Multilingual Content Aggregation System based on TRUST Search Engine
(eContent Project No. EDC 22249 M-CAST)
The aim of the project is to develop a multilingual infrastructure enabling content producers to access search, and integrate the assets of large multilingual
text (and multimedia) collections, such as internet libraries, resources of publishing houses, press agencies and scientific databases.
The Multilingual Content Aggregation System (M-CAST) will allow for the development of Digital Libraries by aggregating digital data available in different
formats and locations. The system will be tested by two libraries, for which Multimedia Content Aggregation Portals (M-CAPs) will be created, using their
existing portals and infrastructures. The portals will allow to find answers to natural language queries in large digital collections of multilingual data. The
presentation layer of the portals will be multimedia capable, allowing for presentation of digitalized copies of old printings, legal documents, music scores,
pictures, video etc., while only their textual descriptions can be indexed.
M-CAST will be based on the outcome of the TRUST - Multilingual Semantic and Cognitive Search Engine for Text Retrieval Using Semantic Technologies (IST-1999-56416) project financed by the 5th Europen Union Framework Programme for RTD. The TRUST search engine,
developed for 4 languages (French, Italian, Polish and Portuguese) will be transformed from a stand-alone, PC-based program into a server application (Unix).

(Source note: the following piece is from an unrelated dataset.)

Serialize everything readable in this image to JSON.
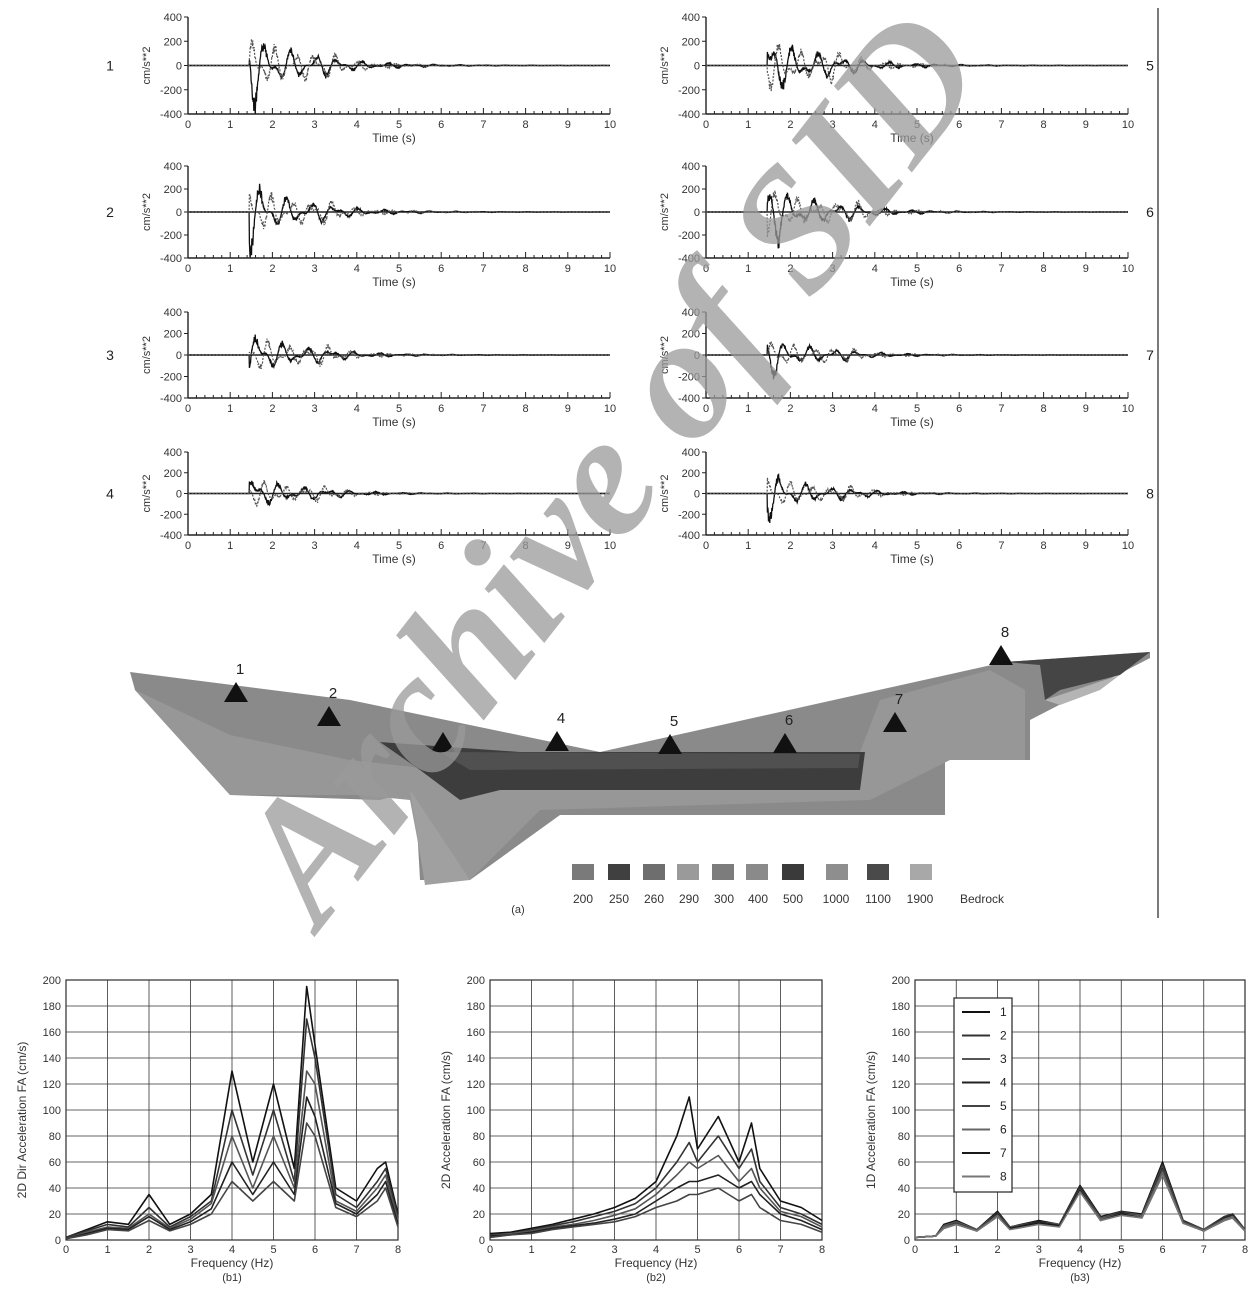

The TRUST language resources will be used and updated. The language ontology (taxonomy) used in the engine will be converted to be compliant with the standard
Universal Decimal Classification (UDC) used in library cataloguing systems worldwide. Two other languages modules will be added: English - developed by one of
the TRUST partners and Czech - developed during the M-CAST project.
The M-CAST aggregation system will be the central element of the M-CAP aggregation portal, will be developed following the Knowledge-based Content Management
Application Design Methodology prepared by Infovide-Matrix S.A. in another 5th Framework Programme project - ICONS - Intelligent Content Management System -
The portals will be deployed and tested in two public libraries: the Polish Internet Library and the
National Library of the Czech Republic to make their digital resources available online for finding answers to
natural language queries in multilingual digital collections.

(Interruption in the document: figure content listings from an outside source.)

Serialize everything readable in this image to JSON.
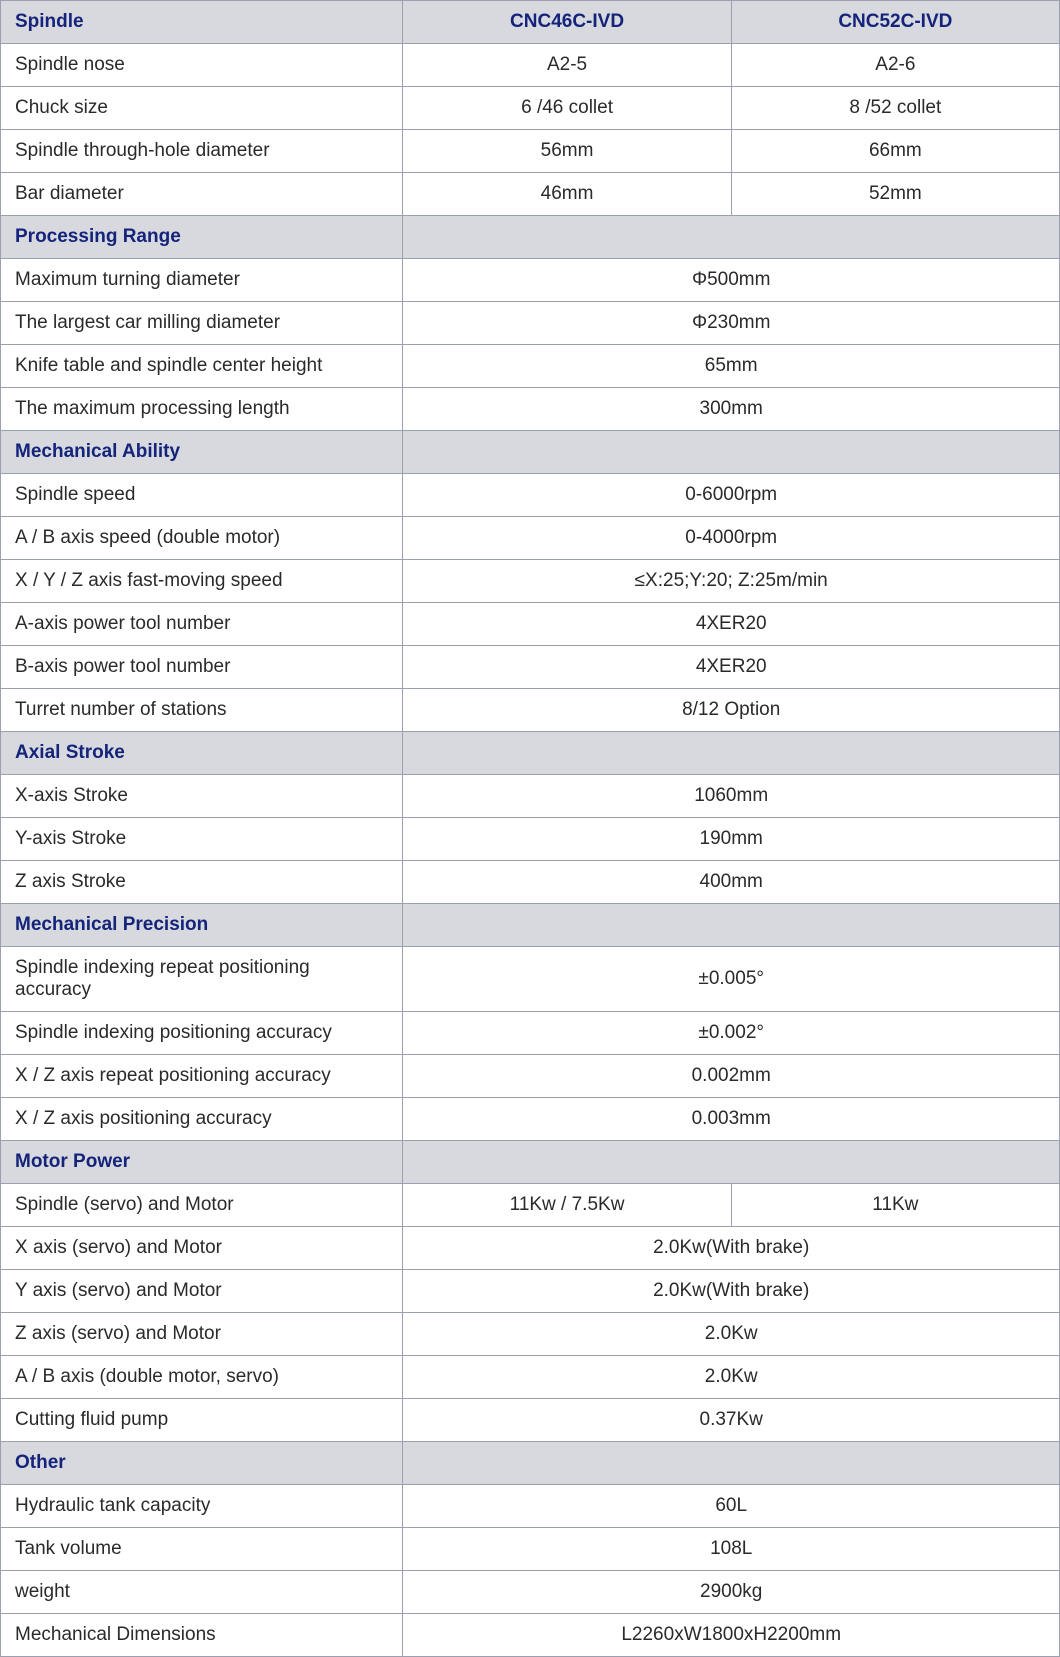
{
  "colors": {
    "header_bg": "#d7d9de",
    "header_text": "#14247a",
    "border": "#9aa0b0",
    "body_text": "#2a2a2a"
  },
  "columns": {
    "model_a": "CNC46C-IVD",
    "model_b": "CNC52C-IVD"
  },
  "sections": [
    {
      "title": "Spindle",
      "has_column_headers": true,
      "rows": [
        {
          "label": "Spindle nose",
          "a": "A2-5",
          "b": "A2-6"
        },
        {
          "label": "Chuck size",
          "a": "6 /46 collet",
          "b": "8 /52 collet"
        },
        {
          "label": "Spindle through-hole diameter",
          "a": "56mm",
          "b": "66mm"
        },
        {
          "label": "Bar diameter",
          "a": "46mm",
          "b": "52mm"
        }
      ]
    },
    {
      "title": "Processing Range",
      "rows": [
        {
          "label": "Maximum turning diameter",
          "merged": "Φ500mm"
        },
        {
          "label": "The largest car milling diameter",
          "merged": "Φ230mm"
        },
        {
          "label": "Knife table and spindle center height",
          "merged": "65mm"
        },
        {
          "label": "The maximum processing length",
          "merged": "300mm"
        }
      ]
    },
    {
      "title": "Mechanical Ability",
      "rows": [
        {
          "label": "Spindle speed",
          "merged": "0-6000rpm"
        },
        {
          "label": "A / B axis speed (double motor)",
          "merged": "0-4000rpm"
        },
        {
          "label": "X / Y / Z axis fast-moving speed",
          "merged": "≤X:25;Y:20; Z:25m/min"
        },
        {
          "label": "A-axis power tool number",
          "merged": "4XER20"
        },
        {
          "label": "B-axis power tool number",
          "merged": "4XER20"
        },
        {
          "label": "Turret number of stations",
          "merged": "8/12 Option"
        }
      ]
    },
    {
      "title": "Axial Stroke",
      "rows": [
        {
          "label": "X-axis Stroke",
          "merged": "1060mm"
        },
        {
          "label": "Y-axis Stroke",
          "merged": "190mm"
        },
        {
          "label": "Z axis Stroke",
          "merged": "400mm"
        }
      ]
    },
    {
      "title": "Mechanical Precision",
      "rows": [
        {
          "label": "Spindle indexing repeat positioning accuracy",
          "merged": "±0.005°"
        },
        {
          "label": "Spindle indexing positioning accuracy",
          "merged": "±0.002°"
        },
        {
          "label": "X / Z axis repeat positioning accuracy",
          "merged": "0.002mm"
        },
        {
          "label": "X / Z axis positioning accuracy",
          "merged": "0.003mm"
        }
      ]
    },
    {
      "title": "Motor Power",
      "rows": [
        {
          "label": "Spindle (servo) and Motor",
          "a": "11Kw / 7.5Kw",
          "b": "11Kw"
        },
        {
          "label": "X axis (servo) and Motor",
          "merged": "2.0Kw(With brake)"
        },
        {
          "label": "Y axis (servo) and Motor",
          "merged": "2.0Kw(With brake)"
        },
        {
          "label": "Z axis (servo) and Motor",
          "merged": "2.0Kw"
        },
        {
          "label": "A / B axis (double motor, servo)",
          "merged": "2.0Kw"
        },
        {
          "label": "Cutting fluid pump",
          "merged": "0.37Kw"
        }
      ]
    },
    {
      "title": "Other",
      "rows": [
        {
          "label": "Hydraulic tank capacity",
          "merged": "60L"
        },
        {
          "label": "Tank volume",
          "merged": "108L"
        },
        {
          "label": "weight",
          "merged": "2900kg"
        },
        {
          "label": "Mechanical Dimensions",
          "merged": "L2260xW1800xH2200mm"
        }
      ]
    }
  ]
}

At the end of the project a marketable product for multilingual knowledge management purposes will be available. Commercial exploitation of the results in
libraries (information retrieval, classified catalogues), collection management (data acquisition and aggregation, circulation statistics, weeding),
bibliographic databases, information services (selective dissemination of information, personalisation, knowledge discovery) and in semantic data networks
The M-CAST project is carried out with the financial support of the European Community in the framework of the multiannual community programme to stimulate the development and the use of European digital content on the global networks and to promote linguistic diversity in the information society (2001-2005).